POJ-2488 A Knight's Journey 解题报告（搜索） 马跳遍棋格的字典序问题

A - A Knight's Journey

Time Limit:1000MS    Memory Limit:65536KB    64bit IO Format:%I64d & %I64u

http://openoj.awaysoft.com:8080/judge/problem/viewProblem.action?id=23456

 

Description

Background
The knight is getting bored of seeing the same black and white squares again and again and has decided to make a journey
around the world. Whenever a knight moves, it is two squares in one direction and one square perpendicular to this.
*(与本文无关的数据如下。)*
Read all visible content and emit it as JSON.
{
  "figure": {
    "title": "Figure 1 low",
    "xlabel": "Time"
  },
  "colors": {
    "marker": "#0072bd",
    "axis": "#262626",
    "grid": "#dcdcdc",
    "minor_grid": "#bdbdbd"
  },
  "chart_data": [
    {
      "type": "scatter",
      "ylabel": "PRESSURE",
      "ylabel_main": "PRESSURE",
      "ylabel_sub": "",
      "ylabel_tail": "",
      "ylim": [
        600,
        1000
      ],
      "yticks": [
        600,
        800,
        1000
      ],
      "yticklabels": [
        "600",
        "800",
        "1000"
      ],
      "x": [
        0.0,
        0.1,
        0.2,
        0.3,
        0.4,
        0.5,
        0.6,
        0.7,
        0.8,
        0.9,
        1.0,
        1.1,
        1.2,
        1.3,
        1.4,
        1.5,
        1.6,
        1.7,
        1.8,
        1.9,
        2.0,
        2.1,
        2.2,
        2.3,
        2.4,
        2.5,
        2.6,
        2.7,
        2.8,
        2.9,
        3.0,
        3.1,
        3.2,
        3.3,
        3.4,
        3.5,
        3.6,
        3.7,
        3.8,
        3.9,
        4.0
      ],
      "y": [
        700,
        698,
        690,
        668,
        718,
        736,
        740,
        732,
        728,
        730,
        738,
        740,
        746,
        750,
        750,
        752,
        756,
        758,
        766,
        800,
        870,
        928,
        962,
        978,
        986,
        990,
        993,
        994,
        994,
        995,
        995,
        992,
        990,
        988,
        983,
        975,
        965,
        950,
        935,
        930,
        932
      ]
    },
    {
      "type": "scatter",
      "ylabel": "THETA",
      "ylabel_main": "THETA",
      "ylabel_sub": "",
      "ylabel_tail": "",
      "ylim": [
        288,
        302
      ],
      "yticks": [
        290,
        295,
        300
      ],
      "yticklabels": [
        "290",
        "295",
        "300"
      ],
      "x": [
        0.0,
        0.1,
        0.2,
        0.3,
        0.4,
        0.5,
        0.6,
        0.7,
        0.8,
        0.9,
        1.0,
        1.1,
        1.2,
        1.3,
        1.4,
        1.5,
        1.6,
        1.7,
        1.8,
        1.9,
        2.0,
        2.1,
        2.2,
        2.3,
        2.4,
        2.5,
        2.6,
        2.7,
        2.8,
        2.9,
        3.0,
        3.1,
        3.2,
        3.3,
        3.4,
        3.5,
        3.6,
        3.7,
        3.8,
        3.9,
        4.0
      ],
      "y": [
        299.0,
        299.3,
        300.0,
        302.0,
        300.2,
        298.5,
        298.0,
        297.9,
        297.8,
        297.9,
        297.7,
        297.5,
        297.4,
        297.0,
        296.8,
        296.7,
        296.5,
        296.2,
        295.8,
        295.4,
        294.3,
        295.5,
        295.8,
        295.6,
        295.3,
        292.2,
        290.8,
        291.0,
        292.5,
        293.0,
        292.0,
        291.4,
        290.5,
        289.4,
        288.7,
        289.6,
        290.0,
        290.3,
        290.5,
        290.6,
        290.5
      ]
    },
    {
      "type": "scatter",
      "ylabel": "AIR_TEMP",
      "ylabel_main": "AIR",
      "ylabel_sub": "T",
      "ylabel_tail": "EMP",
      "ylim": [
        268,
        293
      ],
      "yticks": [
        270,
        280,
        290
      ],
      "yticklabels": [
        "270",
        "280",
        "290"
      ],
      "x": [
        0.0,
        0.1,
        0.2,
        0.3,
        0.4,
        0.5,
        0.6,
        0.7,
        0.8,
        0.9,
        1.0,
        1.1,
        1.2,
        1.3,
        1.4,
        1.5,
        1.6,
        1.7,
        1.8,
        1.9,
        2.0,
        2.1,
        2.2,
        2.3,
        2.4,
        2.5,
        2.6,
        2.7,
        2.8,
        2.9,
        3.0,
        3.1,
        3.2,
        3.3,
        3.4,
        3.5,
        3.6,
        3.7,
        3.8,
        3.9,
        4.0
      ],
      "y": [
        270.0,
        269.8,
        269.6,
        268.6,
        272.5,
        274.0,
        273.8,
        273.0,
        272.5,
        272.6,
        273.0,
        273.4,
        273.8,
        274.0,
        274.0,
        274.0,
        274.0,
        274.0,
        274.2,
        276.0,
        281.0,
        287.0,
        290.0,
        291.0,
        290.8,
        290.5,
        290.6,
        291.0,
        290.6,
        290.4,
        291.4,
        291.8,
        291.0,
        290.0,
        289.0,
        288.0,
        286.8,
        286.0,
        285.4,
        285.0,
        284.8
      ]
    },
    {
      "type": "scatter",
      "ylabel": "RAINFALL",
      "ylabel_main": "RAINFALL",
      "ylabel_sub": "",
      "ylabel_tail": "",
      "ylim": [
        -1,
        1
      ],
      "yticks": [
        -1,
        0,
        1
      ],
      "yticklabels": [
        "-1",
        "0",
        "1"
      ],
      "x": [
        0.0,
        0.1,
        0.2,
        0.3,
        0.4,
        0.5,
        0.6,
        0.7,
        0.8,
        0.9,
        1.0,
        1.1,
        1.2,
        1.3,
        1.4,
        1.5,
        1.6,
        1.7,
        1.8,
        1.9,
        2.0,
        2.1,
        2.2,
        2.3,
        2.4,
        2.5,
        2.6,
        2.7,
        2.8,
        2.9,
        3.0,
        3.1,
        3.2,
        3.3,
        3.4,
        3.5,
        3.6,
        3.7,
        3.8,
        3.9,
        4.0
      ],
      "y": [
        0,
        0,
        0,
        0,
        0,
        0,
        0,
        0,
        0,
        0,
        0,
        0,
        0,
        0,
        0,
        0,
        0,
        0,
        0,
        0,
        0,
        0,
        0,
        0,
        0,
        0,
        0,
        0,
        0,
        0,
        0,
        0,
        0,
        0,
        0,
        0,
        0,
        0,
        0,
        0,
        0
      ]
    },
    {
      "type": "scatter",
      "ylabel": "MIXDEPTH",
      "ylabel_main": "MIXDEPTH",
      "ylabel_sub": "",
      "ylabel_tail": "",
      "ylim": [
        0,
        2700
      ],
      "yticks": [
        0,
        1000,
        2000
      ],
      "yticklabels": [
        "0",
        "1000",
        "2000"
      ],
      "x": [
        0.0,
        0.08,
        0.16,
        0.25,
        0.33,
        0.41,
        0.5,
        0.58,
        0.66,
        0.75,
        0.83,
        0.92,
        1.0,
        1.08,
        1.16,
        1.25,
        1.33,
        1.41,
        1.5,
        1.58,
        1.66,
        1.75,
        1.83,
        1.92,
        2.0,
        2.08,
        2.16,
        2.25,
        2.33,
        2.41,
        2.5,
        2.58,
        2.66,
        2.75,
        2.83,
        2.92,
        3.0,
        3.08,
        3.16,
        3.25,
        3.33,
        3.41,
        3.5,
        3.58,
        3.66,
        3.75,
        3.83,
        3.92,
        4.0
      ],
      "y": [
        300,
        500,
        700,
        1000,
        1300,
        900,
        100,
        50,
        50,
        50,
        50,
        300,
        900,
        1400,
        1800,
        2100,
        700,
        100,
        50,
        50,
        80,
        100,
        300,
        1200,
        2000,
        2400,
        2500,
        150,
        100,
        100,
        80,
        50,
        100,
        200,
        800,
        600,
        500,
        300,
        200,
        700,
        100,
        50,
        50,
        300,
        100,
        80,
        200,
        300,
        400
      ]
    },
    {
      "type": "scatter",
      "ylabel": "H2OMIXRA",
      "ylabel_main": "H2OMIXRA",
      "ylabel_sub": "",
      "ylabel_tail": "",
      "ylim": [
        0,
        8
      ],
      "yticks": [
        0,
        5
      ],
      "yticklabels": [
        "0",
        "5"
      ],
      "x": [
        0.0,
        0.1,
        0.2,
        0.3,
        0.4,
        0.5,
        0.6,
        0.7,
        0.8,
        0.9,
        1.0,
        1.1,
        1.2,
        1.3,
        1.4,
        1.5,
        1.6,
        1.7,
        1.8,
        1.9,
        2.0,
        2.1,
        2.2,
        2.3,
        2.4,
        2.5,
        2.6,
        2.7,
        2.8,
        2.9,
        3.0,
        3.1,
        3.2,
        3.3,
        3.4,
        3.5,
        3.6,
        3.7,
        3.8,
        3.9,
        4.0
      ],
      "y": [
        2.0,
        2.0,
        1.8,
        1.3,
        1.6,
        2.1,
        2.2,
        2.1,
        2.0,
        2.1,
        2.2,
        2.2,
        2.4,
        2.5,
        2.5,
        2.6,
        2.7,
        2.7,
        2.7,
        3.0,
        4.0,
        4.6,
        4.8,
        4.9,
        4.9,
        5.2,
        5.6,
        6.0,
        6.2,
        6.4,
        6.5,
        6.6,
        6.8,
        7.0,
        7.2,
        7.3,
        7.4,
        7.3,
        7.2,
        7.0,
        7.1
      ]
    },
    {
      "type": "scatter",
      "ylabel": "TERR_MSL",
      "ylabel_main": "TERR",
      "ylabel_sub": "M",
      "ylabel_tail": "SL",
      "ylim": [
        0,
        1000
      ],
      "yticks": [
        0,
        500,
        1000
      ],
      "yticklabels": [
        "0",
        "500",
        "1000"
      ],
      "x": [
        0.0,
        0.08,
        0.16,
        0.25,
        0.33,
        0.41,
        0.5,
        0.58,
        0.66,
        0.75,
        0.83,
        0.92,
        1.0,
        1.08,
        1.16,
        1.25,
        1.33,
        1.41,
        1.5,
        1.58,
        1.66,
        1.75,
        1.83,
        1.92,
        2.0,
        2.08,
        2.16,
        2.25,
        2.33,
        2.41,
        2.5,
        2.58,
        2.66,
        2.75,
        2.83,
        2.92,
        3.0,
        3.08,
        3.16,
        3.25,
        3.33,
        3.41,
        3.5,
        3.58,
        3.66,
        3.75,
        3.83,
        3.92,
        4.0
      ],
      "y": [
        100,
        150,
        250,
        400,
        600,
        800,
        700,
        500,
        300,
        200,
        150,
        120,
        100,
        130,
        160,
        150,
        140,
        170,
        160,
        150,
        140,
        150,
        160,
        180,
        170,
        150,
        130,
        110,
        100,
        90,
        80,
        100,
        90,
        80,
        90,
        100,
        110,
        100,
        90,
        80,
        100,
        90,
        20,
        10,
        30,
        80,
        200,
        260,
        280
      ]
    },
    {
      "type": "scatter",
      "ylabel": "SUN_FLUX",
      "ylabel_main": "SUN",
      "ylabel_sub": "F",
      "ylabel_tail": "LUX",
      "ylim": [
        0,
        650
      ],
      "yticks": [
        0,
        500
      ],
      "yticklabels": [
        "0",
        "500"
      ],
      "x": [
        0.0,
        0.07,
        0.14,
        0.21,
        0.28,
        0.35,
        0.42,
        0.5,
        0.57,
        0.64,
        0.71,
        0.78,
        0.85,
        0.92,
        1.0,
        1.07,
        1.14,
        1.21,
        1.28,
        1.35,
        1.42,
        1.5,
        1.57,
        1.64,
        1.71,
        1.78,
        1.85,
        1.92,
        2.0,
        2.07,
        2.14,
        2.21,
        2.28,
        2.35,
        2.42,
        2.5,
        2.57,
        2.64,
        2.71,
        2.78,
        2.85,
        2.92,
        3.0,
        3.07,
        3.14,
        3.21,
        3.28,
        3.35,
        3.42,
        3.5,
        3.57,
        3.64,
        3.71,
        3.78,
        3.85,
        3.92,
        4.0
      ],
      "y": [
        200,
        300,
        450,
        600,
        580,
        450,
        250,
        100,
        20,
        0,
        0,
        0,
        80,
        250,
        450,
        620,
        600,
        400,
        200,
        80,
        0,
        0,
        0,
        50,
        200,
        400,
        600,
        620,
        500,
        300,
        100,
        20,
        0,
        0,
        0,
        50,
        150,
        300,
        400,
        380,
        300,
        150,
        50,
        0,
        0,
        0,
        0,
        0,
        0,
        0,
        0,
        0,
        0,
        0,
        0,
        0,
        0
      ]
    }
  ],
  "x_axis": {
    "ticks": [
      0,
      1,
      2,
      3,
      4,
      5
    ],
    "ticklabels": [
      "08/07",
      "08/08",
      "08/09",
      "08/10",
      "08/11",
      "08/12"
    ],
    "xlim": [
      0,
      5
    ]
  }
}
The world of a knight is the chessboard he is living on. Our knight lives on a chessboard that has a smaller area than a regular 8 * 8 board, but it is still rectangular. Can you help this adventurous knight to make travel plans?

Problem
Find a path such that the knight visits every square once. The knight can start and end on any square of the board.

Input

The input begins with a positive integer n in the first line. The following lines contain n test cases. Each test case consists of a single line with two positive integers p and q, such that 1 <= p * q <= 26. This represents a p * q chessboard, where p describes how many different square numbers 1, . . . , p exist, q describes how many different square letters exist. These are the first q letters of the Latin alphabet: A, . . .

Output

The output for every scenario begins with a line containing "Scenario #i:", where i is the number of the scenario starting at 1. Then print a single line containing the lexicographically first path that visits all squares of the chessboard with knight moves followed by an empty line. The path should be given on a single line by concatenating the names of the visited squares. Each square name consists of a capital letter followed by a number.
If no such path exist, you should output impossible on a single line.

Sample Input

3
1 1
2 3
4 3

Sample Output

Scenario #1:
A1

Scenario #2:
impossible

Scenario #3:
A1B3C1A2B4C2A3B1C3A4B2C4

Hint

题目大意：

给出一个棋盘，判断骑士能否不重复的走过所有格，只能按照中国象棋中马的走法

，并记录下其中按字典序排列的第一种路径。

 

 

解题思路：

DFS+回溯，但是要注意方向。另外还要注意下面几点：

(1) 题目要求以"lexicographically"方式输出，也就是字典序，要以字典序输出路径，那么方向数组就要以特殊的顺序排列了...这样只要每次从dfs(1,1)开始搜索，第一个成功遍历的路径一定是以字典序排列...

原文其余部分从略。